水中ウォーキングは効果が出るまでどのくらい?|「何を求めるか」で全然違う、目的別の目安|現役インストラクター解説
「水中ウォーキングって、どのくらいで効果が出ますか?」——よく聞かれる質問です。でも正直に言うと、この質問にひとつの答えはありません。「効果」の中身が、人によって全然違うからです。
そもそも「効果」は人によって違う
痩せたいのか、水に慣れたいのか、筋力をつけたいのか、体力をつけたいのか——教室に来られる方の目的は、本当に千差万別です。だから「◯ヶ月で効果が出ます」と一括りには言えません。まずは「自分は何を求めているか」をはっきりさせるのが出発点です。
目的別・変化を感じるまでの目安

求めるもの | 目安 | ひとこと |
|---|---|---|
水に慣れる・歩き慣れる | 1〜2ヶ月 | 壁伝いだった方が、2ヶ月ほどで手を離して歩けるように |
筋力 | 3ヶ月くらい | 一般的にも3ヶ月と言われ、現場の実感とも合います |
体重 | 3ヶ月…ただし食事しだい | 食事を意識すれば1ヶ月でも変化を感じられます(私自身がそうでした) |
体力・疲れにくさ | じつは測りにくい | 次の項目で説明します |
※感じ方や変化には個人差があります。
「体力がついた」は、意外と感じにくい
おもしろいのが、体力について「楽になった」という声は、あまり聞かないんです。1年以上通っている方でも「今日も疲れたー」と言って帰られたりします。
これは体力がついていないのではなくて、慣れてくると自分で"加減"を覚えて、その分しっかり動くようになるから。だから、いつも心地よく疲れるんですね。
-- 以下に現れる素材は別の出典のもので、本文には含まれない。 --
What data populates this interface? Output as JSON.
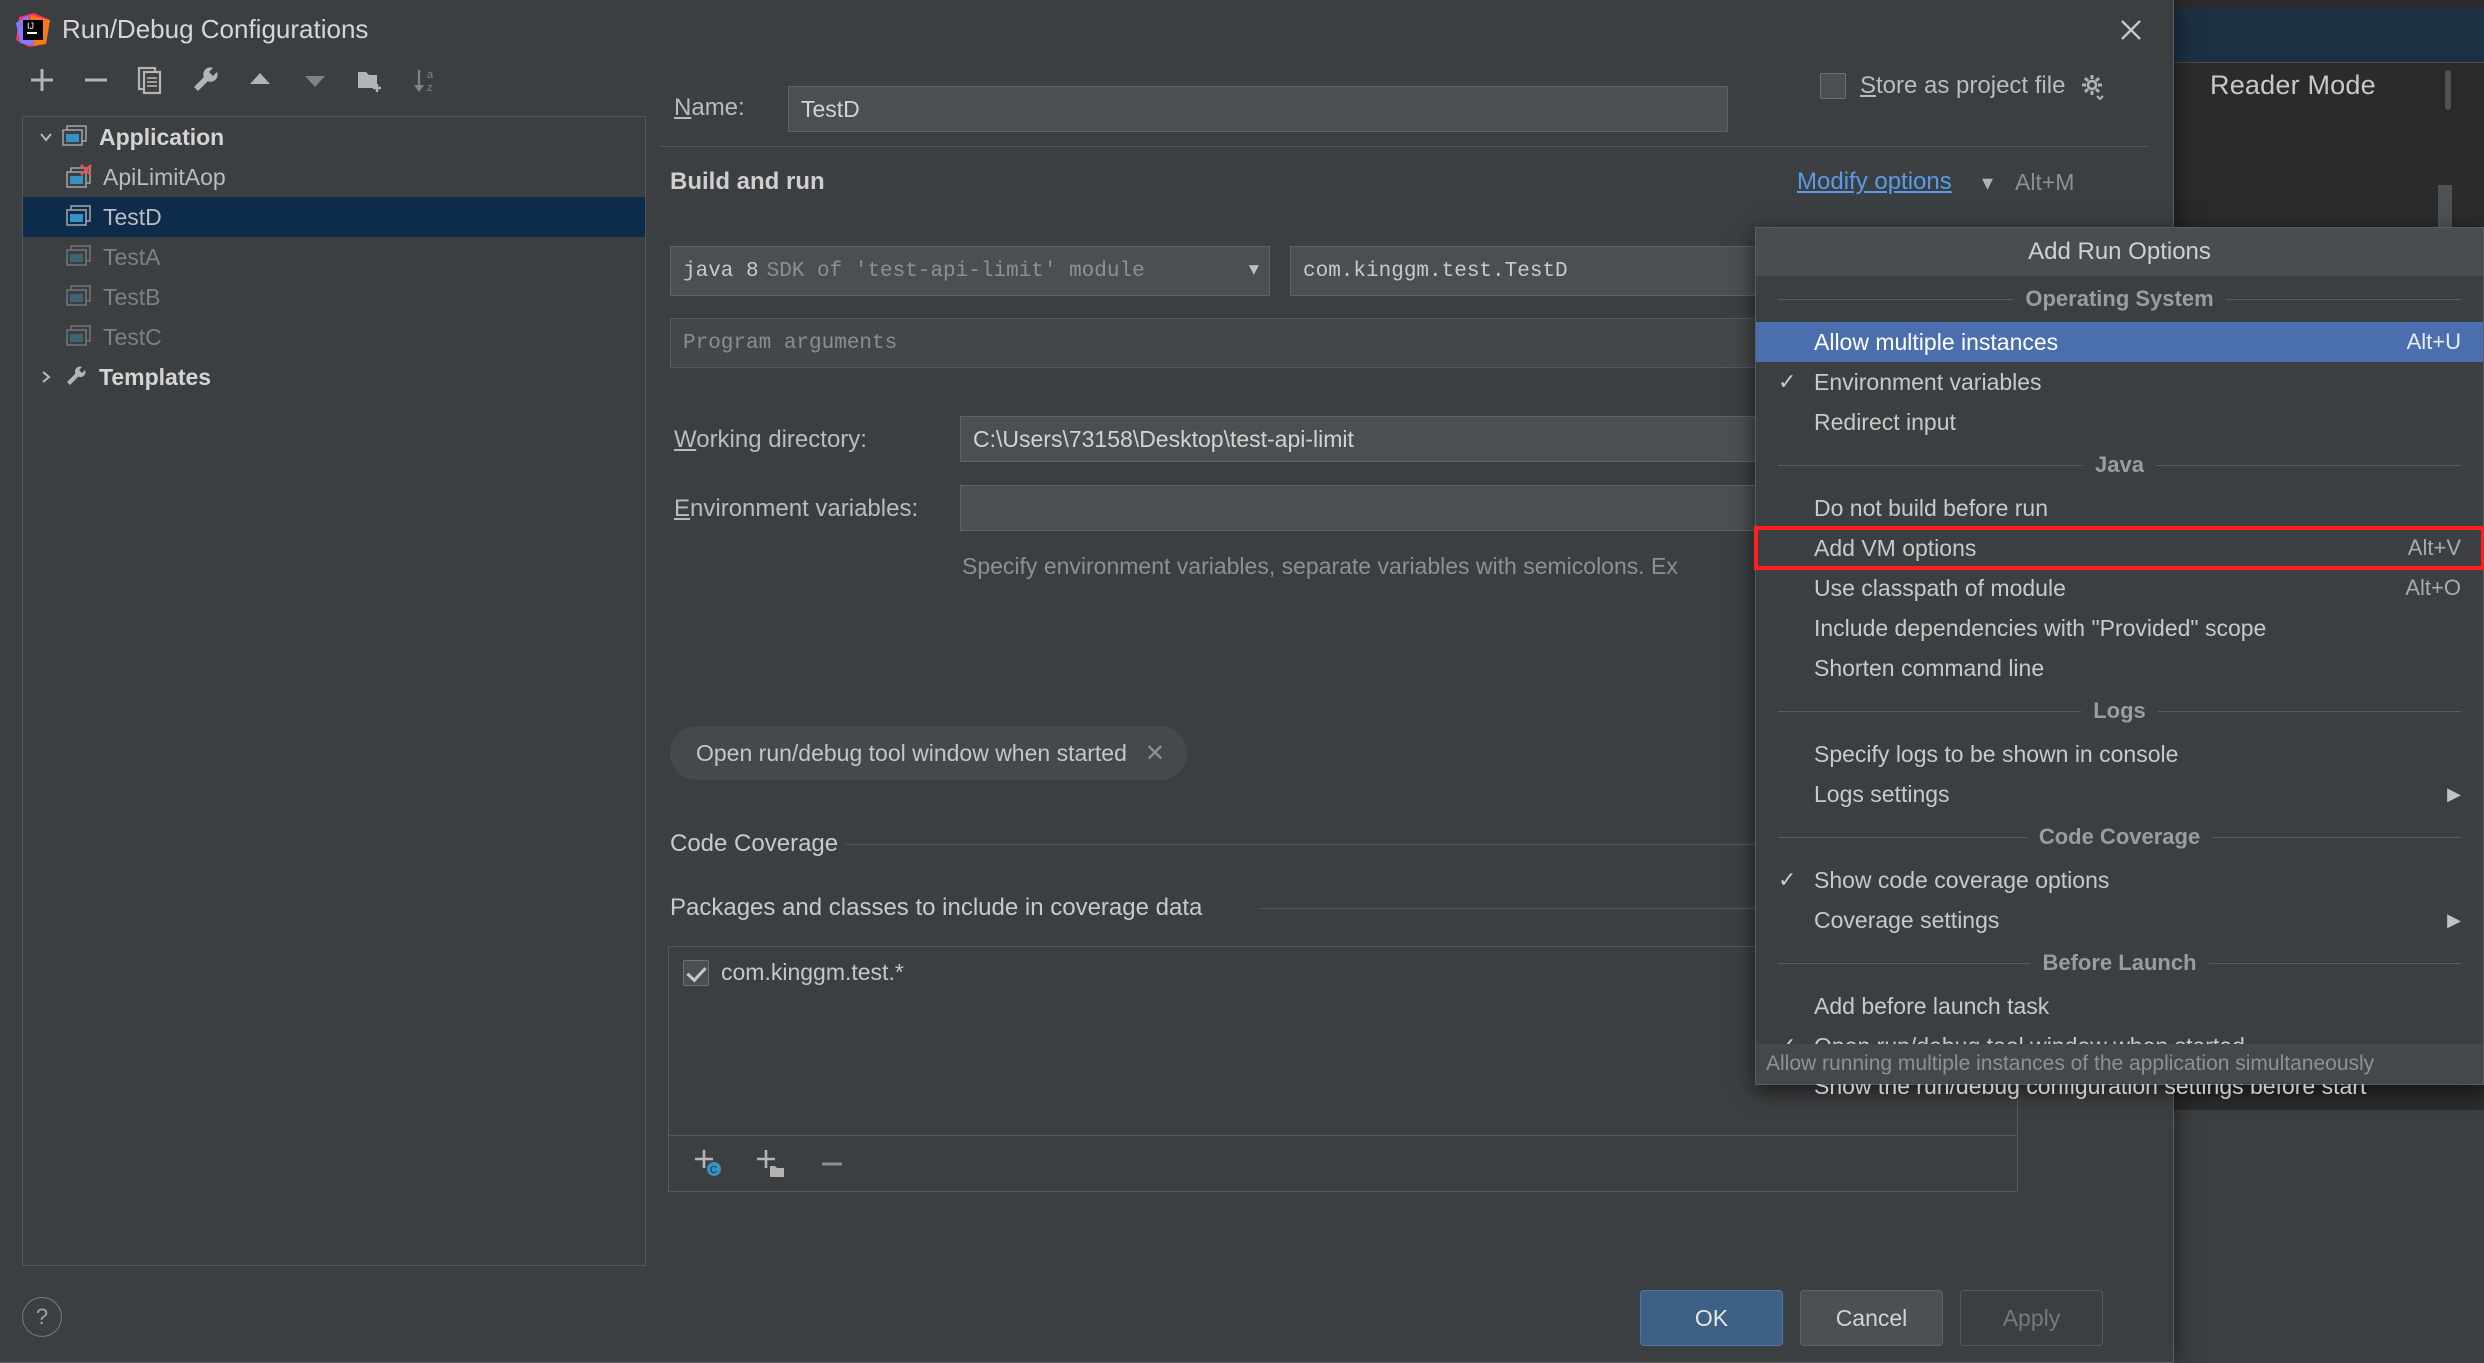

体力は「楽になった」より「前より動けるようになった」で測るといいかもしれません。
【現場のリアル】生徒さんが実際に口にする「効果」
では、みなさん何を効果として口にするのか。いちばん多いのは、こんな言葉です。
- 「膝が曲げられるようになった」
- 「肩が楽に動かせる」(→ 水中ウォーキングは肩こりにいい?)
- 「プールに来ると体の調子がいい」
数字ではなく、動きやすさ・体調の良さなんですね。じつはこれこそが、続ける原動力になります。
焦らないための見方
体重計の数字だけを見ていると、変化に気づけず「効果がない」と感じてしまいがちです。膝の曲げ伸ばし、肩の動き、階段、翌日の体調——そういった日常の動きやすさで測ってみてください。(→ 「変わらない」5つの原因)
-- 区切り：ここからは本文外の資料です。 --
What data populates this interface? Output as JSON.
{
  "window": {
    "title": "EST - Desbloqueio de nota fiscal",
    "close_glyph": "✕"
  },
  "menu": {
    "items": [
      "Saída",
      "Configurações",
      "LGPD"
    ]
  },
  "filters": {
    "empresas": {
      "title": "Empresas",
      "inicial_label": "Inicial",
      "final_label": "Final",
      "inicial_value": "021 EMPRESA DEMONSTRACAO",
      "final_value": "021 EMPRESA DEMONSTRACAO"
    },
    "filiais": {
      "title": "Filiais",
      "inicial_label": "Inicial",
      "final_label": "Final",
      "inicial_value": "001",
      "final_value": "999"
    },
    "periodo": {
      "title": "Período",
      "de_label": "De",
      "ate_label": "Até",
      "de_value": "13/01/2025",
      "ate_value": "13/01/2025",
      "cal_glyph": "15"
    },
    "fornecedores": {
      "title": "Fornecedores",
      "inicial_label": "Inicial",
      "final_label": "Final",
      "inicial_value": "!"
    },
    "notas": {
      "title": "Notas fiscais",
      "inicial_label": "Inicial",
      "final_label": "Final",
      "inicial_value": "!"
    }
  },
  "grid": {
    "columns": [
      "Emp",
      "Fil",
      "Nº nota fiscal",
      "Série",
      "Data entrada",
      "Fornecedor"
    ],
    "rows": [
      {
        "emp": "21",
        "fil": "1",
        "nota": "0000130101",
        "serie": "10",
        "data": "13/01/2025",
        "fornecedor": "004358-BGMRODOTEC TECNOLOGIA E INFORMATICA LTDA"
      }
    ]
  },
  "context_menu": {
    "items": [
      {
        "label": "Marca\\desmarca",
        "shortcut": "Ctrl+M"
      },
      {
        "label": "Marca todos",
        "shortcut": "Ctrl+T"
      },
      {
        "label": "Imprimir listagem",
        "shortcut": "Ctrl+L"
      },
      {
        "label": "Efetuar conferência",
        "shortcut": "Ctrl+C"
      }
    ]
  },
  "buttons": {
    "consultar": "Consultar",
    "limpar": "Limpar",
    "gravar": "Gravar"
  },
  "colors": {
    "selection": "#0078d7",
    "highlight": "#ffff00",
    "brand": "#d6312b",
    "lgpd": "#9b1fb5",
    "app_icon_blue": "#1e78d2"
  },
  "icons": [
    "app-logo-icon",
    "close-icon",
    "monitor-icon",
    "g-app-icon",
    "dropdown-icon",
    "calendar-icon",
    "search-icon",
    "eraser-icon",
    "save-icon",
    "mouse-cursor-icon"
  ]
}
そして体重が目的なら、運動だけでなく食事も一緒に。そこがいちばんの近道です。(→ 運動しても脂肪が落ちない50代へ)
まとめ
「効果が出るまで」の答えは、あなたが何を求めるか次第です。水に慣れるなら1〜2ヶ月、筋力なら3ヶ月、体重なら食事しだいで1ヶ月でも。そして多くの方が実感するのは、数字よりも「膝が曲がる」「肩が動く」「調子がいい」という日常の変化です。あせらず、自分の変化を見つけていってくださいね。